Ever since bursting onto the scene in 2002 at Porto, Jose Mourinho has made it clear……..
He is number one.
Two Portuguese titles, the UEFA Cup and then the Champions League in just two seasons at Porto led the former translator to pronounce himself as the special one upon his appointment at Chelsea in the summer of 2004.
Six trophies followed at the London club in his first stint in charge including the clubs first ever Premier League title before moving to Inter Milan and Real Madrid was another period fraught with a never-ending supply of trophies for each club’s hierarchy.
A return to the Premier League was never in doubt and more trophies have followed at first a second stint with Chelsea and now Manchester United.
However, it has been clear the last few years some of the magic appears to have gone missing and not for the first time in his career, Mourinho’s remarkable third season syndrome is hitting home once again.
Time to Go
Jose Mourinho is the ultimate short-term impact manager, success is for now, not later and if that is what you are after then there is no one better for it hence the reason Jose has never managed more than three seasons at a club.

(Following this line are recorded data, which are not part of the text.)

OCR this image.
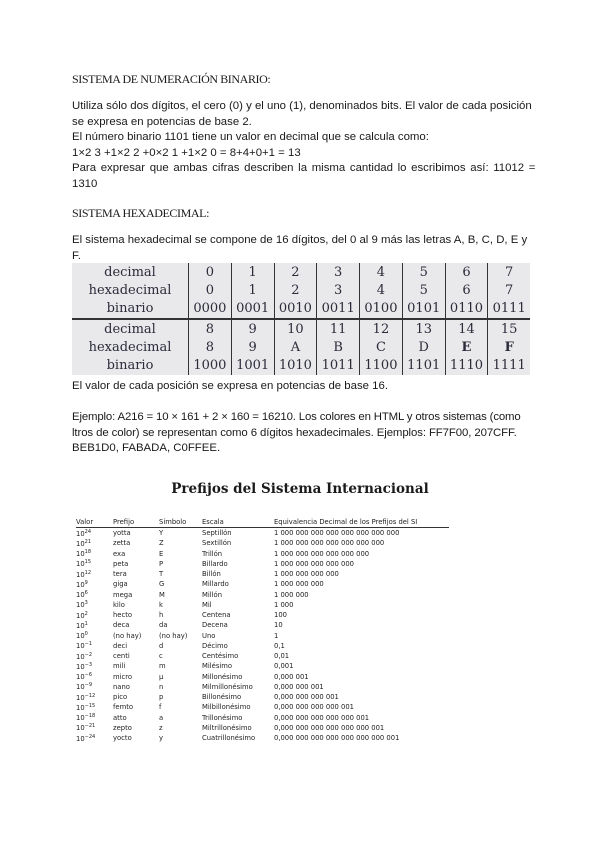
SISTEMA DE NUMERACIÓN BINARIO:
Utiliza sólo dos dígitos, el cero (0) y el uno (1), denominados bits. El valor de cada posición
se expresa en potencias de base 2.
El número binario 1101 tiene un valor en decimal que se calcula como:
1×2 3 +1×2 2 +0×2 1 +1×2 0 = 8+4+0+1 = 13
Para expresar que ambas cifras describen la misma cantidad lo escribimos así: 11012 =
1310
SISTEMA HEXADECIMAL:
El sistema hexadecimal se compone de 16 dígitos, del 0 al 9 más las letras A, B, C, D, E y
F.
decimal	0	1	2	3	4	5	6	7
hexadecimal	0	1	2	3	4	5	6	7
binario	0000	0001	0010	0011	0100	0101	0110	0111
decimal	8	9	10	11	12	13	14	15
hexadecimal	8	9	A	B	C	D	E	F
binario	1000	1001	1010	1011	1100	1101	1110	1111
El valor de cada posición se expresa en potencias de base 16.
Ejemplo: A216 = 10 × 161 + 2 × 160 = 16210. Los colores en HTML y otros sistemas (como
ltros de color) se representan como 6 dígitos hexadecimales. Ejemplos: FF7F00, 207CFF.
BEB1D0, FABADA, C0FFEE.
Prefijos del Sistema Internacional
Valor	Prefijo	Símbolo	Escala	Equivalencia Decimal de los Prefijos del SI
$10^{24}$	yotta	Y	Septillón	1 000 000 000 000 000 000 000 000
$10^{21}$	zetta	Z	Sextillón	1 000 000 000 000 000 000 000
$10^{18}$	exa	E	Trillón	1 000 000 000 000 000 000
$10^{15}$	peta	P	Billardo	1 000 000 000 000 000
$10^{12}$	tera	T	Billón	1 000 000 000 000
$10^9$	giga	G	Millardo	1 000 000 000
$10^6$	mega	M	Millón	1 000 000
$10^3$	kilo	k	Mil	1 000
$10^2$	hecto	h	Centena	100
$10^1$	deca	da	Decena	10
$10^0$	(no hay)	(no hay)	Uno	1
$10^{-1}$	deci	d	Décimo	0,1
$10^{-2}$	centi	c	Centésimo	0,01
$10^{-3}$	mili	m	Milésimo	0,001
$10^{-6}$	micro	µ	Millonésimo	0,000 001
$10^{-9}$	nano	n	Milmillonésimo	0,000 000 001
$10^{-12}$	pico	p	Billonésimo	0,000 000 000 001
$10^{-15}$	femto	f	Milbillonésimo	0,000 000 000 000 001
$10^{-18}$	atto	a	Trillonésimo	0,000 000 000 000 000 001
$10^{-21}$	zepto	z	Miltrillonésimo	0,000 000 000 000 000 000 001
$10^{-24}$	yocto	y	Cuatrillonésimo	0,000 000 000 000 000 000 000 001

At Manchester United, Mourinho is in his third season and once again the wheels are falling off but they have been for a while.
That untouchability has gone, that air of dominance is no longer there and other managers such as Pep Guardiola, Mauricio Pochettino, and Jurgen Klopp are quickly becoming the darlings of English football.
The 55-year-old looks grumpy, he’s falling out with players and his inability to get the most out of what is a talented team is clearly galling him.
Many so it is time to go and we agree, but not because he is a bad manager, but because the guy needs a break.
List the top managers in the world right now and it is hard to look beyond, Guardiola, Klopp, Allegri, and Thomas Tuchel.
All the above-listed managers quality is undoubted but Mourinho has been at the very top, putting himself in high-pressure situations almost constantly for nearly twenty-years and that looks like it has taken its toll.
Jose was the first ‘super-manager’ but there is a time limit to it and after sixteen years that magic looks like it has worn off.
Imagine having to maintain a high-intensity presence constantly in the spotlight for close on two decades as well as keeping baying competitors off your heels for so long?
Mourinho has done just that but it looks like his super manager time limit is almost up.
All the haters should give Mourinho a break because he has transformed football for the better, but perhaps it is time to walk away and go get some well-deserved rest and let the next line of super-manager see if they can ever come close to the Special One.